Dove began his working life with Guerlain in Paris and opened the Roja Dove Haute Parfumerie in Harrods in 2004. In October, he will curate an exhibition looking at the history of perfume over the past century in a socio-economic setting. Just over 100 years ago, perfumes were simple floral structures. It wasn't until the discovery of synthetic materials with the industrial revolution that fragrance became as we know it today.
One of the earliest trendsetters was Guerlain's Jicky (1889), which shocked women as it included extract of vanillin, a psychogenic aphrodisiac, which made fragrance sexual for the very first time.
Over the next three decades came the First World War and emancipation for women, which redefined the idea of femininity. Coty's Le Chypré (1917) reflected this with its masculine notes.
But neither came close to the impact of 1921's Chanel No. 5. Coco Chanel enlisted Ernest Beaux, perfumer to the Russian court, to create a perfume for her with the brief "a woman must smell like a woman, and not like a rose". The result was nothing short of revolutionary.
The 1930s and 1940s were marred by the economic depression and Second World War, and dire shortages of ingredients took its toll on the fragrance industry. Afterwards, fragrance houses focused on a fresh start.
Nina Ricci's elegant L'Air Du Temps (1948) had two doves of peace perched on its lid, while Robert Piguet's Fracas (1948) was the perfect balance of creamy femininity and conservative functionality marked by its simple black bottle.

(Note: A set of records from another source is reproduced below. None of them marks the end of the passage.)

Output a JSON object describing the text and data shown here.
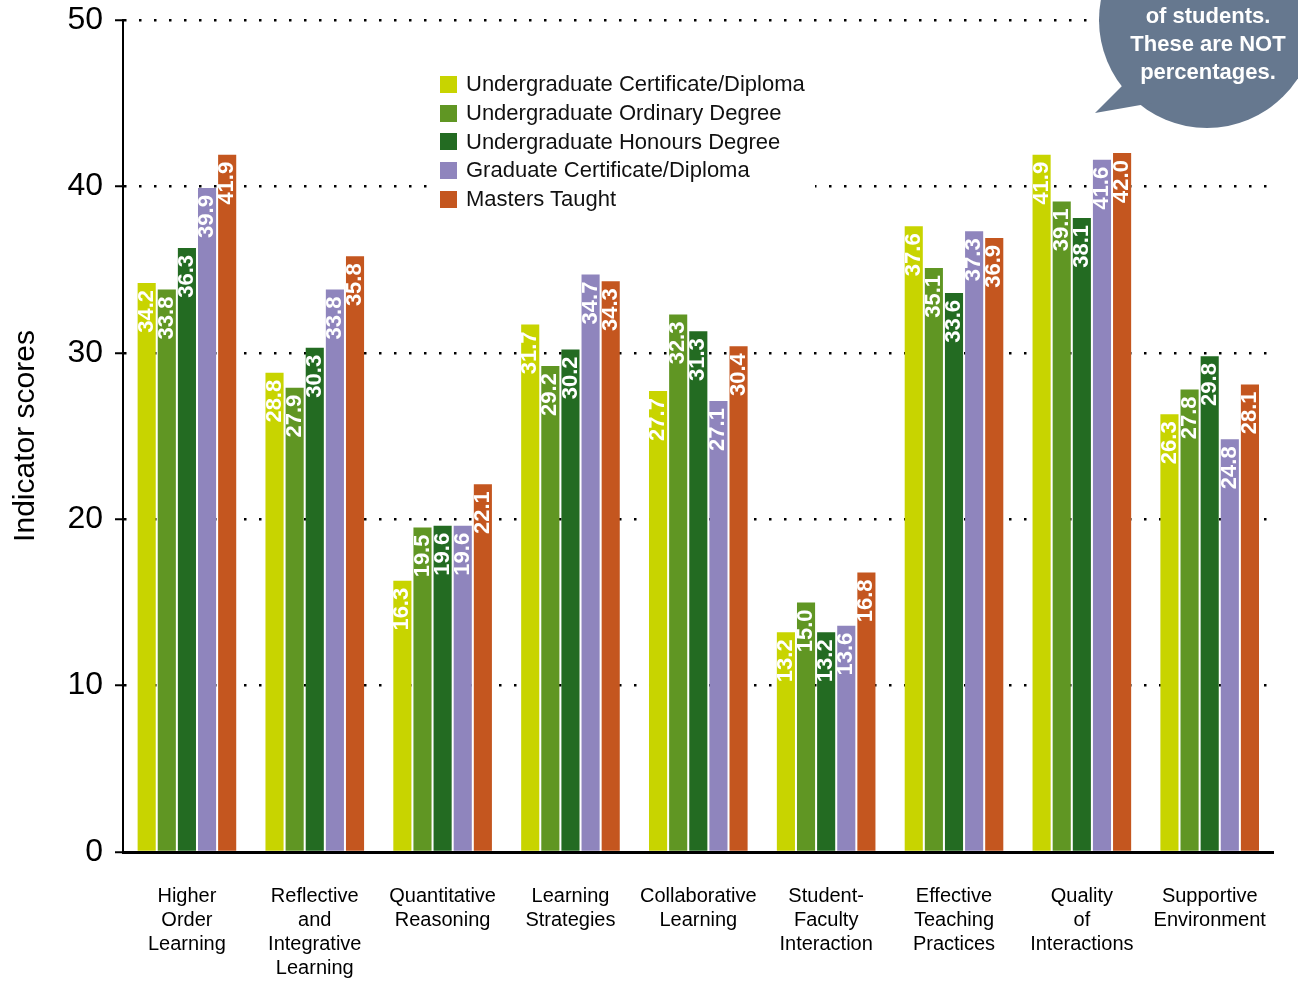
{
  "chart_data": {
    "type": "bar",
    "ylabel": "Indicator scores",
    "categories": [
      "Higher Order Learning",
      "Reflective and Integrative Learning",
      "Quantitative Reasoning",
      "Learning Strategies",
      "Collaborative Learning",
      "Student-Faculty Interaction",
      "Effective Teaching Practices",
      "Quality of Interactions",
      "Supportive Environment"
    ],
    "series": [
      {
        "name": "Undergraduate Certificate/Diploma",
        "color": "#c8d400",
        "values": [
          34.2,
          28.8,
          16.3,
          31.7,
          27.7,
          13.2,
          37.6,
          41.9,
          26.3
        ],
        "value_labels": [
          "34.2",
          "28.8",
          "16.3",
          "31.7",
          "27.7",
          "13.2",
          "37.6",
          "41.9",
          "26.3"
        ]
      },
      {
        "name": "Undergraduate Ordinary Degree",
        "color": "#609623",
        "values": [
          33.8,
          27.9,
          19.5,
          29.2,
          32.3,
          15.0,
          35.1,
          39.1,
          27.8
        ],
        "value_labels": [
          "33.8",
          "27.9",
          "19.5",
          "29.2",
          "32.3",
          "15.0",
          "35.1",
          "39.1",
          "27.8"
        ]
      },
      {
        "name": "Undergraduate Honours Degree",
        "color": "#236b22",
        "values": [
          36.3,
          30.3,
          19.6,
          30.2,
          31.3,
          13.2,
          33.6,
          38.1,
          29.8
        ],
        "value_labels": [
          "36.3",
          "30.3",
          "19.6",
          "30.2",
          "31.3",
          "13.2",
          "33.6",
          "38.1",
          "29.8"
        ]
      },
      {
        "name": "Graduate Certificate/Diploma",
        "color": "#8f85bd",
        "values": [
          39.9,
          33.8,
          19.6,
          34.7,
          27.1,
          13.6,
          37.3,
          41.6,
          24.8
        ],
        "value_labels": [
          "39.9",
          "33.8",
          "19.6",
          "34.7",
          "27.1",
          "13.6",
          "37.3",
          "41.6",
          "24.8"
        ]
      },
      {
        "name": "Masters Taught",
        "color": "#c4561f",
        "values": [
          41.9,
          35.8,
          22.1,
          34.3,
          30.4,
          16.8,
          36.9,
          42.0,
          28.1
        ],
        "value_labels": [
          "41.9",
          "35.8",
          "22.1",
          "34.3",
          "30.4",
          "16.8",
          "36.9",
          "42.0",
          "28.1"
        ]
      }
    ],
    "ylim": [
      0,
      50
    ],
    "yticks": [
      0,
      10,
      20,
      30,
      40,
      50
    ],
    "grid": "y",
    "legend": "top",
    "annotations": [
      "of students. These are NOT percentages."
    ]
  }
}
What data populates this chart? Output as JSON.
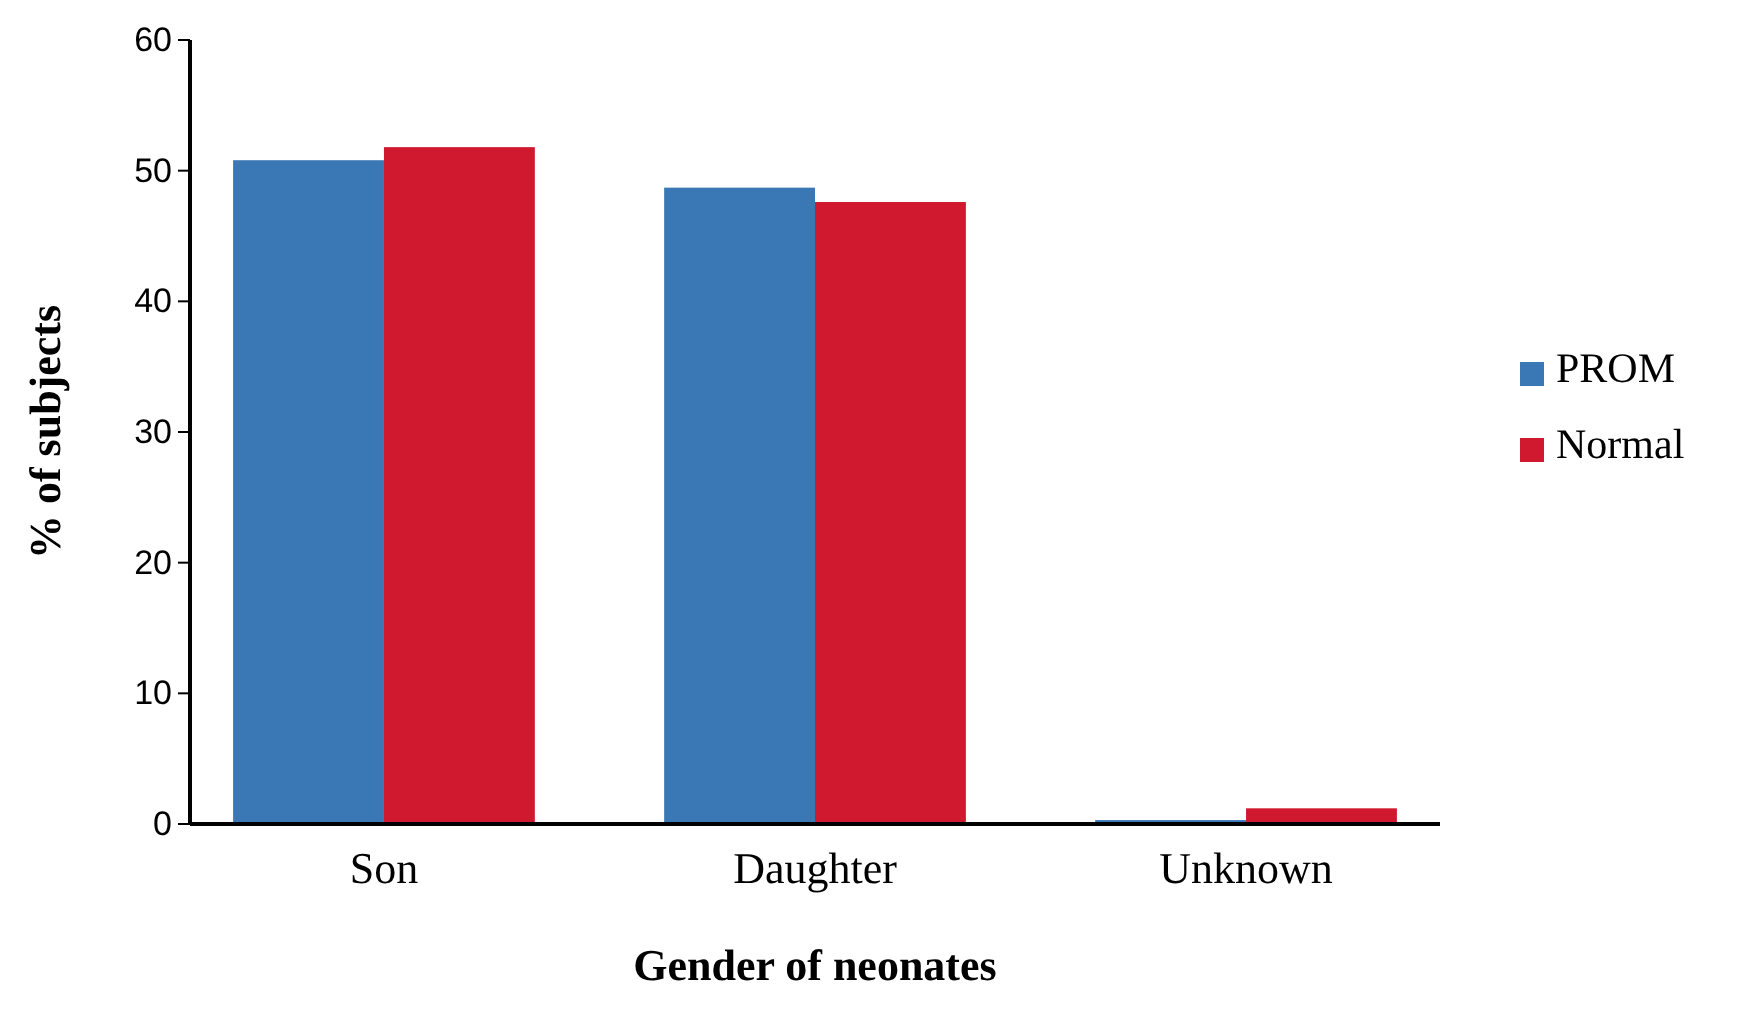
{
  "chart_data": {
    "type": "bar",
    "xlabel": "Gender of neonates",
    "ylabel": "% of subjects",
    "categories": [
      "Son",
      "Daughter",
      "Unknown"
    ],
    "series": [
      {
        "name": "PROM",
        "color": "#3a78b5",
        "values": [
          50.8,
          48.7,
          0.3
        ]
      },
      {
        "name": "Normal",
        "color": "#d0182e",
        "values": [
          51.8,
          47.6,
          1.2
        ]
      }
    ],
    "ylim": [
      0,
      60
    ],
    "yticks": [
      0,
      10,
      20,
      30,
      40,
      50,
      60
    ],
    "legend": "right",
    "grid": false
  }
}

With the 1950s came blue jeans, Elvis Presley and youth culture, and, of course, Marilyn Monroe, while the 1960s brought the Kennedys, civil rights, the atomic bomb and Vietnam, the contraceptive pill and the moon landing.

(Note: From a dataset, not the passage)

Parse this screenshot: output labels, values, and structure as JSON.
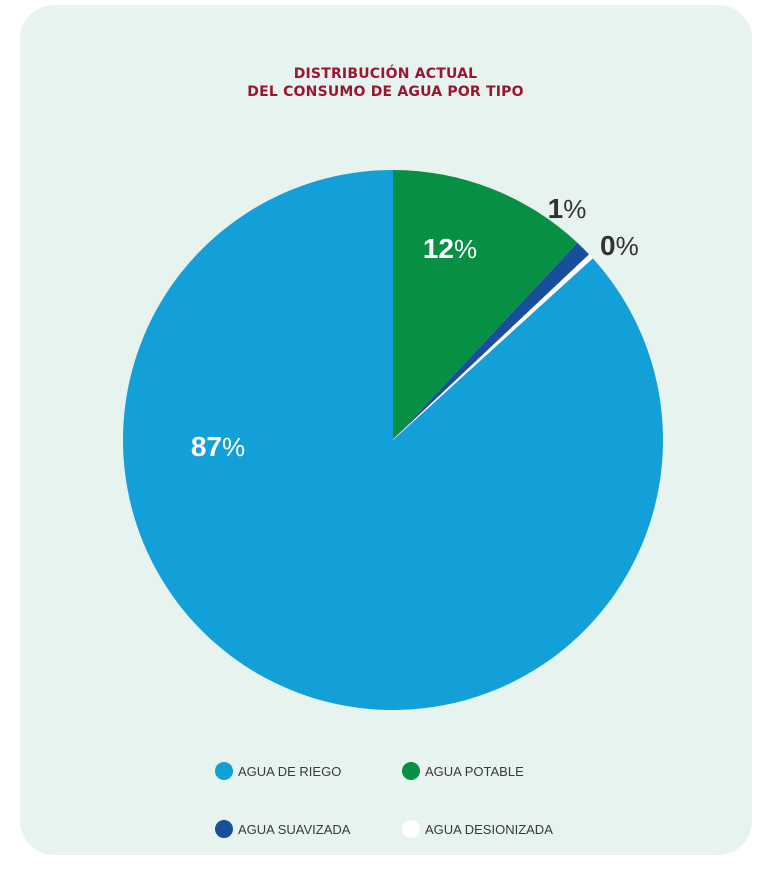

Perfume houses were suddenly struggling to create a perfume to match the times. Charlie (1973) by Charles Revlon was the first mass-marketed perfume to capture the zeitgeist. It was cheap enough for women to be able to buy it for themselves. With the 1980s came big, brash perfumes and two classics, Giorgio by Giorgio Beverly Hills (1981) and Christian Dior's Poison (1985). Poison was a dark and dangerous sensation, from its name to its unprecedented scent. The bottle had ridges on it, just like real bottles of poison once did.
With the 1990s came social conscience. In a post-Aids world, says Dove, people didn't want their perfume to remind them of anything sexual. This led to the birth of the 'oceanic' note, personified by Calvin Klein's Escape and CK One.
The new millennium brought great change. It was also the era of the celebrity and the introduction of celebrity fragrances.
Not many of these mass-marketed fragrances contain the levels of indoles that make some of the more artisan perfumes so irresistible. The jasmine from Grasse that Dove uses contains the highest concentration of indoles of all jasmines and costs nearly twice the price of gold bullion (approximately £28,000 per kilogram).
On the day I met Dove, he brought along a unique scent which was bursting with indoles. I applied it liberally. Later that night, I walked into the living room and said hello to my boyfriend. He nodded hello and as I went to leave the room, he looked up and said, "you smell nice".
I guess there's something in those indoles after all.